Not an electronic thing, probably, but simply the fact that anything being moved and stood up on a surface has a mass and an elastic volume, so that the force it excerts downwards isn't constant until oscillations have stopped. Mechanical scales suffer the same.
Other than that, if you want a low-variance measurement, you need to filter your observed electrical quantity (a resistance, in this case) with a low bandwidth. But for the weights and accuracies we're talking about here, this is irrelevant.
I would say that the delay mostly comes from the math algorithm used by the microcontroller rather than from the force sensor or force oscillation. Judging by how smoothly the indicated weight changes, I would assume the scale displays some sort of running average spanning a few actual instant measurements, with measurements taken 2-10 times per sec.
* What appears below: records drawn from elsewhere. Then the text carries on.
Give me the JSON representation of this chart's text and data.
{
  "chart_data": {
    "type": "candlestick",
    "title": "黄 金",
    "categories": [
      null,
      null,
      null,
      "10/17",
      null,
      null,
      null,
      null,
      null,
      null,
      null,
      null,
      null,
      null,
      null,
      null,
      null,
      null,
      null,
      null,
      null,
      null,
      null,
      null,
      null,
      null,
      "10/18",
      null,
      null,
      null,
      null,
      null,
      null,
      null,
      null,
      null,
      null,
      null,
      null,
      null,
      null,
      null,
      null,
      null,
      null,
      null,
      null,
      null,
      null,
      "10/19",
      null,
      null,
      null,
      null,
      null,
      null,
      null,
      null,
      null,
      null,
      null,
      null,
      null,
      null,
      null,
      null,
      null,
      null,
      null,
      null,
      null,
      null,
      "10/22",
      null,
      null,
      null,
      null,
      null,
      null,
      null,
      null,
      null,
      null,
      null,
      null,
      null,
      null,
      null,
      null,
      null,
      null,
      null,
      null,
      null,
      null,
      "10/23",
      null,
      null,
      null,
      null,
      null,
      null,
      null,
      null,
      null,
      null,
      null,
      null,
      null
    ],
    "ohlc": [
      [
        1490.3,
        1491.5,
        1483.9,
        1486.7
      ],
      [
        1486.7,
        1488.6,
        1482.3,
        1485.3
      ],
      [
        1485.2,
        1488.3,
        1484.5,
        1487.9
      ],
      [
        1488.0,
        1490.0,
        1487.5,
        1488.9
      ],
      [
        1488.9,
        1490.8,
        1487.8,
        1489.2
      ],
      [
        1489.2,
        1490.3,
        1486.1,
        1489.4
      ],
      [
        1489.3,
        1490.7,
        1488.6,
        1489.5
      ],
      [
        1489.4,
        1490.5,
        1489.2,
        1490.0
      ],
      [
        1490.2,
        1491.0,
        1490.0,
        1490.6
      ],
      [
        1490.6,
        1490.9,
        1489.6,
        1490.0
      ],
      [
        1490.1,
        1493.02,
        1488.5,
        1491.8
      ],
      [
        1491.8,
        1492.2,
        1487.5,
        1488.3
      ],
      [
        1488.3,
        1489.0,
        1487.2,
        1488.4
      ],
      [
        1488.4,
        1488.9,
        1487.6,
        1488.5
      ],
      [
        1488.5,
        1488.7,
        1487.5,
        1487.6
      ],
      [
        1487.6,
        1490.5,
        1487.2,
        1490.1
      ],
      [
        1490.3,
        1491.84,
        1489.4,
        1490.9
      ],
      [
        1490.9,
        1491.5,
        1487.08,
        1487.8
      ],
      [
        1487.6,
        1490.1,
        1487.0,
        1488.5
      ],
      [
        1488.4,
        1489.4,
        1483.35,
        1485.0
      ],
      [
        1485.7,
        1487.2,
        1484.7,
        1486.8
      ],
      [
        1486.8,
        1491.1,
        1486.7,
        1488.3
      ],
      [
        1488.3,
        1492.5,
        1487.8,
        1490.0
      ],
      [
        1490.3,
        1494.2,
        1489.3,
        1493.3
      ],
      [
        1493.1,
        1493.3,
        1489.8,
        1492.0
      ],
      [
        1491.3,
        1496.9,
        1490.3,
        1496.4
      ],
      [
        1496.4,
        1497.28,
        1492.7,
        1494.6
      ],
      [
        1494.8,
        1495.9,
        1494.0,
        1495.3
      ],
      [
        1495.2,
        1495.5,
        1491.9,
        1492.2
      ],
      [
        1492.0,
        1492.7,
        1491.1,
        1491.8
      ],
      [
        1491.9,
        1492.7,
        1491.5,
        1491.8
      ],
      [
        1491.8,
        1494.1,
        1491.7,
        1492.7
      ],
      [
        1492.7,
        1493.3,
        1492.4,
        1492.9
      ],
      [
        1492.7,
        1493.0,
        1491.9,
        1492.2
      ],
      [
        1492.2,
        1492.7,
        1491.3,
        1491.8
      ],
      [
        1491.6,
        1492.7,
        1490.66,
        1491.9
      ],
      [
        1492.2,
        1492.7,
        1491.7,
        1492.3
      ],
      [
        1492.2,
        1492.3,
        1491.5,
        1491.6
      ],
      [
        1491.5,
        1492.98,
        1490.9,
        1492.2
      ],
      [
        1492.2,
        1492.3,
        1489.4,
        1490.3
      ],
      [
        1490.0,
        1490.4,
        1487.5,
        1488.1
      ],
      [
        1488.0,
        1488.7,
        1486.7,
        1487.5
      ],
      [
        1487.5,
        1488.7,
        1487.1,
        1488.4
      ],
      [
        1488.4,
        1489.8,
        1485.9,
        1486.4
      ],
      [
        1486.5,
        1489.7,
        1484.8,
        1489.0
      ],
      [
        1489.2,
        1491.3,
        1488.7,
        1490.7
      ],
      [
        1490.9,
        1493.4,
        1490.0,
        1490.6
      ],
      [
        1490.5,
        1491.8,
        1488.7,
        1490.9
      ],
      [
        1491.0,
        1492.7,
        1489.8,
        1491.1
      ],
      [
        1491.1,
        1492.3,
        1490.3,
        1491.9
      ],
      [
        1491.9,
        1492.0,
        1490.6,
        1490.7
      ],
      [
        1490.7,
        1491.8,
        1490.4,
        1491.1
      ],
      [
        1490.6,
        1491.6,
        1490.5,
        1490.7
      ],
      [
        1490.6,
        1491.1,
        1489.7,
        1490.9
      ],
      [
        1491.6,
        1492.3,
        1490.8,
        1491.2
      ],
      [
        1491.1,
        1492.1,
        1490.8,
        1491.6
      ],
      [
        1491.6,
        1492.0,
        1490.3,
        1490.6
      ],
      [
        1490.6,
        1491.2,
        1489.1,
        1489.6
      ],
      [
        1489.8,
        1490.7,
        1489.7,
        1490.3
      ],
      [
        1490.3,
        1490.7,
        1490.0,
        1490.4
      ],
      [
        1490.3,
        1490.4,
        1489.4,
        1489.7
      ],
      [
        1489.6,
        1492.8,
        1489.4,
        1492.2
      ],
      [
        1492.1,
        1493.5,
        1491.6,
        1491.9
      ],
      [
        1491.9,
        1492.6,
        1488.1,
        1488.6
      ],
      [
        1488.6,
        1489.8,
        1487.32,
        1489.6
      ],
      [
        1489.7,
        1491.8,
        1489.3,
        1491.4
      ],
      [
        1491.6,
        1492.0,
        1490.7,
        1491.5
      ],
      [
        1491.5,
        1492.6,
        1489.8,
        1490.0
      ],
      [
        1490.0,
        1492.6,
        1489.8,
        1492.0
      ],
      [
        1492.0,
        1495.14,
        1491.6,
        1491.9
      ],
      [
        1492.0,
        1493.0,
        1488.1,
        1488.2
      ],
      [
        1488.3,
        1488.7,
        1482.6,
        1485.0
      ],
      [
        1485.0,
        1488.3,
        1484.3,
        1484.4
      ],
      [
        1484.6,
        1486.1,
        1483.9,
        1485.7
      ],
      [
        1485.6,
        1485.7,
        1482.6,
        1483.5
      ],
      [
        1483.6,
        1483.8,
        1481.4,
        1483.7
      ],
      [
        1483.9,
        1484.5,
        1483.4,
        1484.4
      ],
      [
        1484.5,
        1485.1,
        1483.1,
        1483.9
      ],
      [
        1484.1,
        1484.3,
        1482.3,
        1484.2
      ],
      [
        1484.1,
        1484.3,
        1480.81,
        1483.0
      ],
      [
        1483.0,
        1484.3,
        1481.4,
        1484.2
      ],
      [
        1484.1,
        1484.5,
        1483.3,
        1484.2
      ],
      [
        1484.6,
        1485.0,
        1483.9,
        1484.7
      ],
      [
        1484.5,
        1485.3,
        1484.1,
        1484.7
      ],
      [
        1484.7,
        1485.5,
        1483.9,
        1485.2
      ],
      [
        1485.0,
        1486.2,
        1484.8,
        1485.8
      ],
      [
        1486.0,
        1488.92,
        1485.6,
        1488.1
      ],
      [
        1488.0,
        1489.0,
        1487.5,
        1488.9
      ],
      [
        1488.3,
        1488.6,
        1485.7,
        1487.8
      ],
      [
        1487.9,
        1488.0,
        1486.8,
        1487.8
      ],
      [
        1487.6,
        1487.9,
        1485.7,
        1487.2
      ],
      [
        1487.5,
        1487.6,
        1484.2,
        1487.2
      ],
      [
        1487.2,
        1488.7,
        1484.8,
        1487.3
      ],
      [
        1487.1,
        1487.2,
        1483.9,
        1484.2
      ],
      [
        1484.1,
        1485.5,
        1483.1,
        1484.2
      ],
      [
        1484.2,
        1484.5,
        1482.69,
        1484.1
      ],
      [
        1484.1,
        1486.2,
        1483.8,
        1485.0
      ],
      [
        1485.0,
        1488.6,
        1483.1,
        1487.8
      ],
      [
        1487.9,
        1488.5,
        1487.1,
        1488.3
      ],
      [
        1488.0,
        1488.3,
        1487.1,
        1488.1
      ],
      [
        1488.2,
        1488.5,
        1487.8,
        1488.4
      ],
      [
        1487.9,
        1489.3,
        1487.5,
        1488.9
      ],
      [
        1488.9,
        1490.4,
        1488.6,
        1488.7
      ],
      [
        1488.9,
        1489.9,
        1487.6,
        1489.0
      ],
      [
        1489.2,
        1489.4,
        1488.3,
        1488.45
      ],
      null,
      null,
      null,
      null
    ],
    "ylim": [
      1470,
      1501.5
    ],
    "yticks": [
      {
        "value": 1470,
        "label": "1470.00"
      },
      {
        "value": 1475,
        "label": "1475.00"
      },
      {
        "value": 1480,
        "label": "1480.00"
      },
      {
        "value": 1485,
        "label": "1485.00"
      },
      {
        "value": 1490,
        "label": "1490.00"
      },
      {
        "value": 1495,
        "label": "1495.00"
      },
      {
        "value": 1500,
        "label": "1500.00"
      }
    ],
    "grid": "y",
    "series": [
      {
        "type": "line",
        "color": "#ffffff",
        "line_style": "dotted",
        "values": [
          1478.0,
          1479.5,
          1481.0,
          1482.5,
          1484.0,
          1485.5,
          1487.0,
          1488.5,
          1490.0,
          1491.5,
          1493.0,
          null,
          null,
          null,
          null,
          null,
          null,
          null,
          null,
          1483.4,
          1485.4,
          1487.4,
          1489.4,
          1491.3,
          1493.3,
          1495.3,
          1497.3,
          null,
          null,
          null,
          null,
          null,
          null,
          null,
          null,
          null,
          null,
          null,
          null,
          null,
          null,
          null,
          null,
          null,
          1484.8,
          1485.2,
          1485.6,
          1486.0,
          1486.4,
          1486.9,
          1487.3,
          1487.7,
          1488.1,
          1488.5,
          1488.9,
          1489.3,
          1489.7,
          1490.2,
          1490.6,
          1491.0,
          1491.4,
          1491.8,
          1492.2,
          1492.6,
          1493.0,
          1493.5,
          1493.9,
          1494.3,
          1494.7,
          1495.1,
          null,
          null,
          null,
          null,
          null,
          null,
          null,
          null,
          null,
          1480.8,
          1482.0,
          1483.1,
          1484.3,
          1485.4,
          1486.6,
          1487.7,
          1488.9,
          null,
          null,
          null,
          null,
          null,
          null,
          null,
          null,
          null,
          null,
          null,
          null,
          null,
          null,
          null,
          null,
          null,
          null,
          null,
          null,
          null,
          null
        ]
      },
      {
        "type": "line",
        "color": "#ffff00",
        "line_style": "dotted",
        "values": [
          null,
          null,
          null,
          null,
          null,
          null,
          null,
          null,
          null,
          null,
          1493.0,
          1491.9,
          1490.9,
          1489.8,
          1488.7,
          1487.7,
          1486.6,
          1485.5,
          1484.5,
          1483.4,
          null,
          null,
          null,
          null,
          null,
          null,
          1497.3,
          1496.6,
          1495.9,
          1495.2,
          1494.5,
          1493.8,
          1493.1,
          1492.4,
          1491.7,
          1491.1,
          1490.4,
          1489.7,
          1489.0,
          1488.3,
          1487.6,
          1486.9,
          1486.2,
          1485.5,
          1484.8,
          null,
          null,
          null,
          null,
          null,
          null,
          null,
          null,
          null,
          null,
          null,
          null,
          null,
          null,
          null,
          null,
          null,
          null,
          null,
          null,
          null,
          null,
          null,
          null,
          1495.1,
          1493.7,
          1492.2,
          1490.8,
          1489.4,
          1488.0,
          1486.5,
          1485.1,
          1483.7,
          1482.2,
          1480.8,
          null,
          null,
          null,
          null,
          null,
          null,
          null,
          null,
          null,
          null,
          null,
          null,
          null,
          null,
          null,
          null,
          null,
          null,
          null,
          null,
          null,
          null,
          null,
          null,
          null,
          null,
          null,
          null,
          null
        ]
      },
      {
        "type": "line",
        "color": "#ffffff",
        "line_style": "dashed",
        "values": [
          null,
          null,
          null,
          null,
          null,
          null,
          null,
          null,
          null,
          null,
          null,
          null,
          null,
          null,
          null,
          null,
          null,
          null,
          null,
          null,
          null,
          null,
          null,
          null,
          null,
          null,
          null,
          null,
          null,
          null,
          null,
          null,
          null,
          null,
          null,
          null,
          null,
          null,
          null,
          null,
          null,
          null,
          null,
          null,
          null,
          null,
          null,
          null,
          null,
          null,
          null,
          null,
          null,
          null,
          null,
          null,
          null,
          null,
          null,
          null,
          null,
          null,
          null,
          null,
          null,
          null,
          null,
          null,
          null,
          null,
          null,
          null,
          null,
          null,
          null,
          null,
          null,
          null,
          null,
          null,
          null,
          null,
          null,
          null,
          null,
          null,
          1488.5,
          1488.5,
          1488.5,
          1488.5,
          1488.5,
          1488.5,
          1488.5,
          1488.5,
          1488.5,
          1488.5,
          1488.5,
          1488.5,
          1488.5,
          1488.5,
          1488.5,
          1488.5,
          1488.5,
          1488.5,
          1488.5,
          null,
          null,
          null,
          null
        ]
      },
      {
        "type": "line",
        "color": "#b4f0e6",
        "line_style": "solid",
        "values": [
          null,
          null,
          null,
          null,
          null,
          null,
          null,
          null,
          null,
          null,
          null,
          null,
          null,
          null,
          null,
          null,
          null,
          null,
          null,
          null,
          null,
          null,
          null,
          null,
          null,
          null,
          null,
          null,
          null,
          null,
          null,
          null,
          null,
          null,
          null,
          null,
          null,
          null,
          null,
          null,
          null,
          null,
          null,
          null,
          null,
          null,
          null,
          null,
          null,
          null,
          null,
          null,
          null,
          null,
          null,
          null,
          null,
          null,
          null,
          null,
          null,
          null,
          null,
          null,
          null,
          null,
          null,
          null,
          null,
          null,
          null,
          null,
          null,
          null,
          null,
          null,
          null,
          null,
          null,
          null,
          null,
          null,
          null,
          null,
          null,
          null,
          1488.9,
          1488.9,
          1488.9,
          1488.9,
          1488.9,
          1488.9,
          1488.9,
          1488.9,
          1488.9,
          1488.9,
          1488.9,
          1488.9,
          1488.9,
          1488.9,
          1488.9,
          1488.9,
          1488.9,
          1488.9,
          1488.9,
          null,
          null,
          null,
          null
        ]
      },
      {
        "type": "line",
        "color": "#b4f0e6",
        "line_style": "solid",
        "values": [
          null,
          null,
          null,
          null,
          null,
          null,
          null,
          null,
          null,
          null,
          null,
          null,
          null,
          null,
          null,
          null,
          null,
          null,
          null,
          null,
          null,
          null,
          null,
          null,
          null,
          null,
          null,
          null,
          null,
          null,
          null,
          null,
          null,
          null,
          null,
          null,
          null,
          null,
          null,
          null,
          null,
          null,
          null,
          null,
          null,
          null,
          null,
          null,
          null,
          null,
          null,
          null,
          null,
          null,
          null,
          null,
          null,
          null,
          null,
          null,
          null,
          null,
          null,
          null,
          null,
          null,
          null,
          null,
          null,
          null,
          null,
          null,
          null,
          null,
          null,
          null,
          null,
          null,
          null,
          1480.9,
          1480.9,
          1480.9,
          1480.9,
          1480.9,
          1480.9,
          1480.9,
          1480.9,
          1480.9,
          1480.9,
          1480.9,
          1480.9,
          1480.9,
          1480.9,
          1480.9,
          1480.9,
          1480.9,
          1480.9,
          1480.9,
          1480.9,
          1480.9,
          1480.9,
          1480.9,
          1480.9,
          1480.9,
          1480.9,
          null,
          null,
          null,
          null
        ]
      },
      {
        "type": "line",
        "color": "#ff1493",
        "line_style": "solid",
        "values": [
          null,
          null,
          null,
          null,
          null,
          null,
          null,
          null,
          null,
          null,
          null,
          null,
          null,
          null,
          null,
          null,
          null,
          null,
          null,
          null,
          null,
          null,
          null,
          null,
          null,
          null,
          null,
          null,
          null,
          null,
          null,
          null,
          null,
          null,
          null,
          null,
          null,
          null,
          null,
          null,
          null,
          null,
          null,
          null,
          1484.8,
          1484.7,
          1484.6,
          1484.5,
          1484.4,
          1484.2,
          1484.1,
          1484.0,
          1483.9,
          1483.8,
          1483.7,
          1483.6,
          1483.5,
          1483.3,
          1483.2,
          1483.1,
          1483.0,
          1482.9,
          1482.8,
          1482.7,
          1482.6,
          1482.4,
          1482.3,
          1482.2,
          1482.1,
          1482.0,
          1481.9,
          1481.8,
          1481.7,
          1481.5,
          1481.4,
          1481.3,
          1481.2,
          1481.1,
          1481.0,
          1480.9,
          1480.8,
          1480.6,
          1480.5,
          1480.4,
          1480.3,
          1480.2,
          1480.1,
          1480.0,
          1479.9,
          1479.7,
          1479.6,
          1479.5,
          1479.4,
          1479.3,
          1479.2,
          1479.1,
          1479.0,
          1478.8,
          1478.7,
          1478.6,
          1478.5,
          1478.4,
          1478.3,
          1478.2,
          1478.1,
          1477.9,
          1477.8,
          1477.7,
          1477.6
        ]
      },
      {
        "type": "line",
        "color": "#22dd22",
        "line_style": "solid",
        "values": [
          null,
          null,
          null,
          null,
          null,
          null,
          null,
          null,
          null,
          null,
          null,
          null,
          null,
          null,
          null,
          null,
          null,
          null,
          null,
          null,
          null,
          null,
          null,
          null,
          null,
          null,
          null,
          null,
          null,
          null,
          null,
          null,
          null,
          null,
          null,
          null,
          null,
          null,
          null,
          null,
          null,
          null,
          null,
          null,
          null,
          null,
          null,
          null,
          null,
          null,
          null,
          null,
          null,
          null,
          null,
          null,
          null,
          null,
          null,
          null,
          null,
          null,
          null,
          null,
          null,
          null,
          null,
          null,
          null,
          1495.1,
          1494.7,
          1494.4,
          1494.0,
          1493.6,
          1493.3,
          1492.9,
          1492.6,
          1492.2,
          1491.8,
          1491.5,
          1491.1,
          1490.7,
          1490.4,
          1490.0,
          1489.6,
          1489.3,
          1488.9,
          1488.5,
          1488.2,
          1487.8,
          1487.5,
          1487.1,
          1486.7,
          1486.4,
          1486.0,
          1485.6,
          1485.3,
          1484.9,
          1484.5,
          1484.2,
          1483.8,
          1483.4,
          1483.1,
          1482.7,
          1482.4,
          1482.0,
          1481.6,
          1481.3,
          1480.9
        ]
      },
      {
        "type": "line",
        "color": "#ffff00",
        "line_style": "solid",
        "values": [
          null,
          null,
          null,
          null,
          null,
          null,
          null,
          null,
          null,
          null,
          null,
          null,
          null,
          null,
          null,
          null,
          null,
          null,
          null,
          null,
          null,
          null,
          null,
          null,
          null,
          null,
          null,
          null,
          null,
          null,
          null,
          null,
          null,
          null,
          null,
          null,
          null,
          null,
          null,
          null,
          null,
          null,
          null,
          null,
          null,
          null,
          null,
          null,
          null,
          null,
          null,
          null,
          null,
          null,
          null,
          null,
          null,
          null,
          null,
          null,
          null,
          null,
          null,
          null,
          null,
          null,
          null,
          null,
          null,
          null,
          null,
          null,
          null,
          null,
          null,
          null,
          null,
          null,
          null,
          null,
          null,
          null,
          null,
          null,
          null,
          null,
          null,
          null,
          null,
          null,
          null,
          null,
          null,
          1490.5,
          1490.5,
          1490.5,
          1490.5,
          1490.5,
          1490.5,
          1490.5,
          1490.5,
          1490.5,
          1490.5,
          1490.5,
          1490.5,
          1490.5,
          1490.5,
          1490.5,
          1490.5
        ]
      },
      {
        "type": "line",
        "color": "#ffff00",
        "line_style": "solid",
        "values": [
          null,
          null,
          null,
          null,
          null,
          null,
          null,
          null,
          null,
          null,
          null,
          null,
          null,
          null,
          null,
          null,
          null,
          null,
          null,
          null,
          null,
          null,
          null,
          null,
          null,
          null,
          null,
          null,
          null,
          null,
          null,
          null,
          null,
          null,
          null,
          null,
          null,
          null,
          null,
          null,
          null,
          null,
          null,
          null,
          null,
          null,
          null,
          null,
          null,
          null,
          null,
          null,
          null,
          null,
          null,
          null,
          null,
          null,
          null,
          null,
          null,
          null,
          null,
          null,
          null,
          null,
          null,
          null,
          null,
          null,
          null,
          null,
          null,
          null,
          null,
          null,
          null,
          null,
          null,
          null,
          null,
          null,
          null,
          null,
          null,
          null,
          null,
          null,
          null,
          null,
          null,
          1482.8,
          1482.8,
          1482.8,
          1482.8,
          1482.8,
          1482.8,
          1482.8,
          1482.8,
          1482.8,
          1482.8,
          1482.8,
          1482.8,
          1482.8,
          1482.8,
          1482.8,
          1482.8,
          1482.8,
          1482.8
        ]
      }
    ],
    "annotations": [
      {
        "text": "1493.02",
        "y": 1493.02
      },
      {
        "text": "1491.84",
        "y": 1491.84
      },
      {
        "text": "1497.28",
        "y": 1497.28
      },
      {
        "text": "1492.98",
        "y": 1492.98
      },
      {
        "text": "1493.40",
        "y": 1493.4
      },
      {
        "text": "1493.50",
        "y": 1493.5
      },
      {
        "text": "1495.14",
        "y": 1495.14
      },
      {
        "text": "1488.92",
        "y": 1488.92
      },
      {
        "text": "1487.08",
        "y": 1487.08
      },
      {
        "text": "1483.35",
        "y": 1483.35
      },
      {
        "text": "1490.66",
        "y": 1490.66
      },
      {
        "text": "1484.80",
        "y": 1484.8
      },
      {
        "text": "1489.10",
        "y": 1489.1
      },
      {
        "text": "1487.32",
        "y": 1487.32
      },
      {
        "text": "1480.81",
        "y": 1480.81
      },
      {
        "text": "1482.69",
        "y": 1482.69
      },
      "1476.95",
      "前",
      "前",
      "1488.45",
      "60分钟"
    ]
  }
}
May I suggest a simple experiment to rule out the "unsteady body" hypothesis? Try pressing the panel of your scale with your hand (or both), keep pressing it for a while and then remove the hand instantly. How long does your scale take to realize the weight is zero? It took 4-5 indicator update cycles (a bit more than a second) for my household scale to drop back from 50 kg to 0. I'm pretty sure such long delay can't be due to neither oscillation nor elasticity of the glass panel.
Weight is measured by the extension/compression of a spring (in this circumstance). A mass-spring system oscillates with a period dependent on the spring constant and the mass; the initial amplitude depends on the initial deflection, e.g., stepping onto the scales. Then there is an exponential decay of the amplitude of the oscillation with respect to time.
Once the oscillations have reduced in amplitude sufficiently, which takes some time, a fairly accurate value can be given.